Certes, une belle phrase sortie au détour d’une visite dans le centre délabré de l’excellence athlétique nationale (vieil héritage du gaullisme sportif qui rêvait d’élever la France au rang de grande puissance des anneaux) ne résume pas une politique sportive... ni fiscale. Il n’empêche qu'à force de pointer bons et mauvais footballeurs pros en fonction de leur niveau de salaire (négociés en nets, le plus souvent), ne passerait-on pas à coté du vrai rôle de l’État dans le cadre d’un capitalisme régulé, c’est-à-dire organiser la solidarité et garantir la fonction sociale du football ? Pour le reste, que chacun s’amuse à dilapider son argent ; du moment qu’il se soumet à la règle commune de l’impôt.
Une bien-pensance de gauche ?
Il y avait pourtant de quoi s’exprimer à ce propos. Les JO vont se tenir dans une perfide Albion qui ouvre largement ses bras aux exilés fiscaux, dont nombre de nos pros tricolores ! Avec un peu de finesse, les esprits si facilement indignés par l’arrivée des stars au PSG devraient se réjouir de l’inestimable contribution que les salaires mirobolants de Zlatan Ibrahimović et Thiago Silva ne vont pas manquer d’apporter au budget de l’État, bien davantage en tout cas que celles de beaucoup d’actuels internationaux évoluant en Premier League ou en Bundesliga (au hasard). De quoi réviser également le jugement de certains sur le coût de l’immigration… Madame Roselyne Bachelot aurait peut-être dû y penser avant de s’emporter sur iTélé avec, pour le coup, une logorrhée qui basculerait presque dans le « Travailleurs, travailleuses, on vous ment » : « Ça suscite chez moi de l'indignation et presque du dégoût de voir ces salaires absolument incroyables, alors que dans nos petits clubs de football, on se bat comme des chiens pour arriver à faire vivre ces clubs. »

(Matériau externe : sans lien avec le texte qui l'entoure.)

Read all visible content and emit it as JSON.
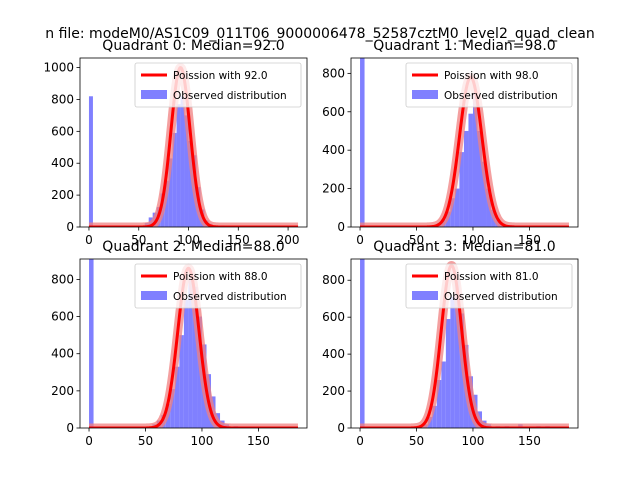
{
  "figure_title": "n file: modeM0/AS1C09_011T06_9000006478_52587cztM0_level2_quad_clean",
  "colors": {
    "fit_line": "#ff0000",
    "fit_band": "#f08080",
    "hist_bar": "#8080ff",
    "axis": "#000000"
  },
  "chart_data": [
    {
      "type": "bar",
      "title": "Quadrant 0: Median=92.0",
      "median": 92.0,
      "xlim": [
        -9,
        219
      ],
      "ylim": [
        0,
        1060
      ],
      "xticks": [
        0,
        50,
        100,
        150,
        200
      ],
      "yticks": [
        0,
        200,
        400,
        600,
        800,
        1000
      ],
      "legend": {
        "line_label": "Poission with 92.0",
        "bar_label": "Observed distribution",
        "placement": "top-right"
      },
      "histogram": {
        "bin_width": 4,
        "bins": [
          [
            0,
            820
          ],
          [
            52,
            5
          ],
          [
            56,
            25
          ],
          [
            60,
            60
          ],
          [
            64,
            90
          ],
          [
            68,
            125
          ],
          [
            72,
            210
          ],
          [
            76,
            290
          ],
          [
            80,
            430
          ],
          [
            84,
            590
          ],
          [
            88,
            770
          ],
          [
            92,
            820
          ],
          [
            96,
            700
          ],
          [
            100,
            540
          ],
          [
            104,
            450
          ],
          [
            108,
            250
          ],
          [
            112,
            110
          ],
          [
            116,
            40
          ],
          [
            120,
            20
          ],
          [
            124,
            10
          ],
          [
            132,
            10
          ],
          [
            140,
            5
          ],
          [
            148,
            5
          ],
          [
            156,
            5
          ]
        ]
      },
      "poisson": {
        "mean": 92.0,
        "peak": 1000,
        "sigma": 9.6,
        "xmin": 0,
        "xmax": 210
      }
    },
    {
      "type": "bar",
      "title": "Quadrant 1: Median=98.0",
      "median": 98.0,
      "xlim": [
        -8,
        193
      ],
      "ylim": [
        0,
        880
      ],
      "xticks": [
        0,
        50,
        100,
        150
      ],
      "yticks": [
        0,
        200,
        400,
        600,
        800
      ],
      "legend": {
        "line_label": "Poission with 98.0",
        "bar_label": "Observed distribution",
        "placement": "top-right"
      },
      "histogram": {
        "bin_width": 4,
        "bins": [
          [
            0,
            880
          ],
          [
            56,
            5
          ],
          [
            64,
            10
          ],
          [
            68,
            20
          ],
          [
            72,
            40
          ],
          [
            76,
            80
          ],
          [
            80,
            150
          ],
          [
            84,
            200
          ],
          [
            88,
            390
          ],
          [
            92,
            500
          ],
          [
            96,
            590
          ],
          [
            100,
            700
          ],
          [
            104,
            500
          ],
          [
            108,
            340
          ],
          [
            112,
            200
          ],
          [
            116,
            90
          ],
          [
            120,
            40
          ],
          [
            124,
            20
          ],
          [
            132,
            10
          ],
          [
            144,
            5
          ],
          [
            156,
            5
          ]
        ]
      },
      "poisson": {
        "mean": 98.0,
        "peak": 780,
        "sigma": 9.9,
        "xmin": 0,
        "xmax": 185
      }
    },
    {
      "type": "bar",
      "title": "Quadrant 2: Median=88.0",
      "median": 88.0,
      "xlim": [
        -8,
        193
      ],
      "ylim": [
        0,
        910
      ],
      "xticks": [
        0,
        50,
        100,
        150
      ],
      "yticks": [
        0,
        200,
        400,
        600,
        800
      ],
      "legend": {
        "line_label": "Poission with 88.0",
        "bar_label": "Observed distribution",
        "placement": "top-right"
      },
      "histogram": {
        "bin_width": 4,
        "bins": [
          [
            0,
            910
          ],
          [
            48,
            5
          ],
          [
            56,
            20
          ],
          [
            60,
            40
          ],
          [
            64,
            70
          ],
          [
            68,
            130
          ],
          [
            72,
            210
          ],
          [
            76,
            330
          ],
          [
            80,
            500
          ],
          [
            84,
            690
          ],
          [
            88,
            800
          ],
          [
            92,
            760
          ],
          [
            96,
            600
          ],
          [
            100,
            450
          ],
          [
            104,
            290
          ],
          [
            108,
            170
          ],
          [
            112,
            80
          ],
          [
            116,
            40
          ],
          [
            120,
            20
          ],
          [
            128,
            10
          ],
          [
            140,
            5
          ],
          [
            152,
            5
          ]
        ]
      },
      "poisson": {
        "mean": 88.0,
        "peak": 860,
        "sigma": 9.4,
        "xmin": 0,
        "xmax": 185
      }
    },
    {
      "type": "bar",
      "title": "Quadrant 3: Median=81.0",
      "median": 81.0,
      "xlim": [
        -8,
        193
      ],
      "ylim": [
        0,
        915
      ],
      "xticks": [
        0,
        50,
        100,
        150
      ],
      "yticks": [
        0,
        200,
        400,
        600,
        800
      ],
      "legend": {
        "line_label": "Poission with 81.0",
        "bar_label": "Observed distribution",
        "placement": "top-right"
      },
      "histogram": {
        "bin_width": 4,
        "bins": [
          [
            0,
            915
          ],
          [
            52,
            5
          ],
          [
            56,
            20
          ],
          [
            60,
            60
          ],
          [
            64,
            120
          ],
          [
            68,
            260
          ],
          [
            72,
            360
          ],
          [
            76,
            590
          ],
          [
            80,
            710
          ],
          [
            84,
            800
          ],
          [
            88,
            620
          ],
          [
            92,
            450
          ],
          [
            96,
            280
          ],
          [
            100,
            180
          ],
          [
            104,
            90
          ],
          [
            108,
            40
          ],
          [
            112,
            20
          ],
          [
            120,
            10
          ],
          [
            128,
            10
          ],
          [
            140,
            20
          ],
          [
            156,
            10
          ],
          [
            164,
            10
          ]
        ]
      },
      "poisson": {
        "mean": 81.0,
        "peak": 880,
        "sigma": 9.0,
        "xmin": 0,
        "xmax": 185
      }
    }
  ]
}
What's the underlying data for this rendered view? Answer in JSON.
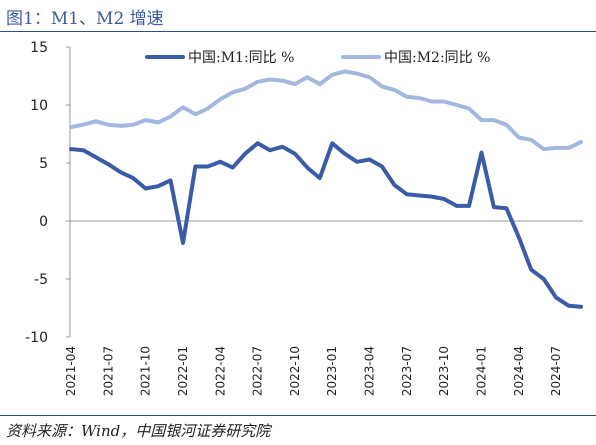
{
  "header": {
    "title": "图1：M1、M2 增速"
  },
  "footer": {
    "source": "资料来源：Wind，中国银河证券研究院"
  },
  "chart_data": {
    "type": "line",
    "title": "",
    "xlabel": "",
    "ylabel": "",
    "ylim": [
      -10,
      15
    ],
    "yticks": [
      15,
      10,
      5,
      0,
      -5,
      -10
    ],
    "ytick_labels": [
      "15",
      "10",
      "5",
      "0",
      "-5",
      "-10"
    ],
    "grid": false,
    "legend_position": "top",
    "x": [
      "2021-04",
      "2021-05",
      "2021-06",
      "2021-07",
      "2021-08",
      "2021-09",
      "2021-10",
      "2021-11",
      "2021-12",
      "2022-01",
      "2022-02",
      "2022-03",
      "2022-04",
      "2022-05",
      "2022-06",
      "2022-07",
      "2022-08",
      "2022-09",
      "2022-10",
      "2022-11",
      "2022-12",
      "2023-01",
      "2023-02",
      "2023-03",
      "2023-04",
      "2023-05",
      "2023-06",
      "2023-07",
      "2023-08",
      "2023-09",
      "2023-10",
      "2023-11",
      "2023-12",
      "2024-01",
      "2024-02",
      "2024-03",
      "2024-04",
      "2024-05",
      "2024-06",
      "2024-07",
      "2024-08",
      "2024-09"
    ],
    "xtick_labels": [
      "2021-04",
      "2021-07",
      "2021-10",
      "2022-01",
      "2022-04",
      "2022-07",
      "2022-10",
      "2023-01",
      "2023-04",
      "2023-07",
      "2023-10",
      "2024-01",
      "2024-04",
      "2024-07"
    ],
    "series": [
      {
        "name": "中国:M1:同比 %",
        "color": "#3a5ba8",
        "values": [
          6.2,
          6.1,
          5.5,
          4.9,
          4.2,
          3.7,
          2.8,
          3.0,
          3.5,
          -1.9,
          4.7,
          4.7,
          5.1,
          4.6,
          5.8,
          6.7,
          6.1,
          6.4,
          5.8,
          4.6,
          3.7,
          6.7,
          5.8,
          5.1,
          5.3,
          4.7,
          3.1,
          2.3,
          2.2,
          2.1,
          1.9,
          1.3,
          1.3,
          5.9,
          1.2,
          1.1,
          -1.4,
          -4.2,
          -5.0,
          -6.6,
          -7.3,
          -7.4
        ]
      },
      {
        "name": "中国:M2:同比 %",
        "color": "#a3b8e0",
        "values": [
          8.1,
          8.3,
          8.6,
          8.3,
          8.2,
          8.3,
          8.7,
          8.5,
          9.0,
          9.8,
          9.2,
          9.7,
          10.5,
          11.1,
          11.4,
          12.0,
          12.2,
          12.1,
          11.8,
          12.4,
          11.8,
          12.6,
          12.9,
          12.7,
          12.4,
          11.6,
          11.3,
          10.7,
          10.6,
          10.3,
          10.3,
          10.0,
          9.7,
          8.7,
          8.7,
          8.3,
          7.2,
          7.0,
          6.2,
          6.3,
          6.3,
          6.8
        ]
      }
    ]
  }
}
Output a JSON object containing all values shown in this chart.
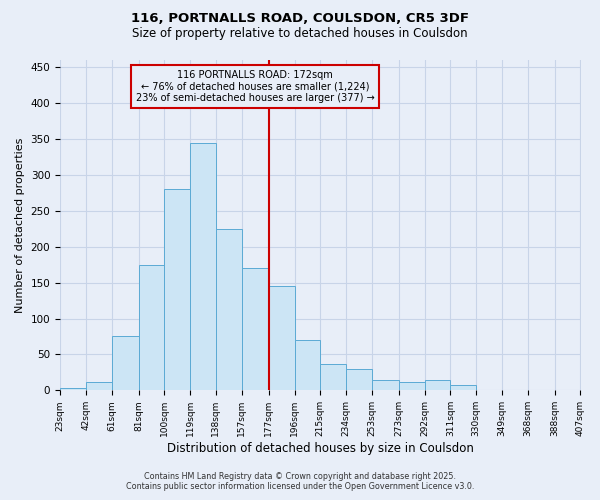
{
  "title_line1": "116, PORTNALLS ROAD, COULSDON, CR5 3DF",
  "title_line2": "Size of property relative to detached houses in Coulsdon",
  "xlabel": "Distribution of detached houses by size in Coulsdon",
  "ylabel": "Number of detached properties",
  "bin_labels": [
    "23sqm",
    "42sqm",
    "61sqm",
    "81sqm",
    "100sqm",
    "119sqm",
    "138sqm",
    "157sqm",
    "177sqm",
    "196sqm",
    "215sqm",
    "234sqm",
    "253sqm",
    "273sqm",
    "292sqm",
    "311sqm",
    "330sqm",
    "349sqm",
    "368sqm",
    "388sqm",
    "407sqm"
  ],
  "bar_heights": [
    3,
    11,
    75,
    175,
    280,
    345,
    225,
    170,
    145,
    70,
    37,
    30,
    15,
    11,
    14,
    7,
    1,
    0,
    0,
    0
  ],
  "bin_edges": [
    23,
    42,
    61,
    81,
    100,
    119,
    138,
    157,
    177,
    196,
    215,
    234,
    253,
    273,
    292,
    311,
    330,
    349,
    368,
    388,
    407
  ],
  "bar_color_fill": "#cce5f5",
  "bar_color_edge": "#5baad4",
  "vline_x_idx": 8,
  "vline_color": "#cc0000",
  "annotation_text_line1": "116 PORTNALLS ROAD: 172sqm",
  "annotation_text_line2": "← 76% of detached houses are smaller (1,224)",
  "annotation_text_line3": "23% of semi-detached houses are larger (377) →",
  "annotation_box_color": "#cc0000",
  "ylim": [
    0,
    460
  ],
  "yticks": [
    0,
    50,
    100,
    150,
    200,
    250,
    300,
    350,
    400,
    450
  ],
  "grid_color": "#c8d4e8",
  "bg_color": "#e8eef8",
  "footer_line1": "Contains HM Land Registry data © Crown copyright and database right 2025.",
  "footer_line2": "Contains public sector information licensed under the Open Government Licence v3.0."
}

Car l’ancienne ministre en charge, directement ou indirectement, du sport, serait bien inspirée de se pencher sur les réformes du gouvernement dans lequel elle a longtemps siégé et de l’ancienne majorité à laquelle elle appartient toujours, en principe, et qui n’ont pas franchement aidé ces fameux petits clubs à traverser la crise économique (on pense aux réformes territoriales, par exemple). Ce qui ne se révéla notamment pas sans conséquence - même si cela n’en constitue certainement pas la cause principale - sur la chute spectaculaire des effectifs de la FFF sous l’ère Sarkozy. Et quant à l’actuelle réalité du PSG, l’ex-ministre pourra sûrement y consacrer un chapitre de son prochain livre sur le bilan des années Sarko. Pour le titre, on lui conseillerait quelque chose comme Du Qatar à Maurras.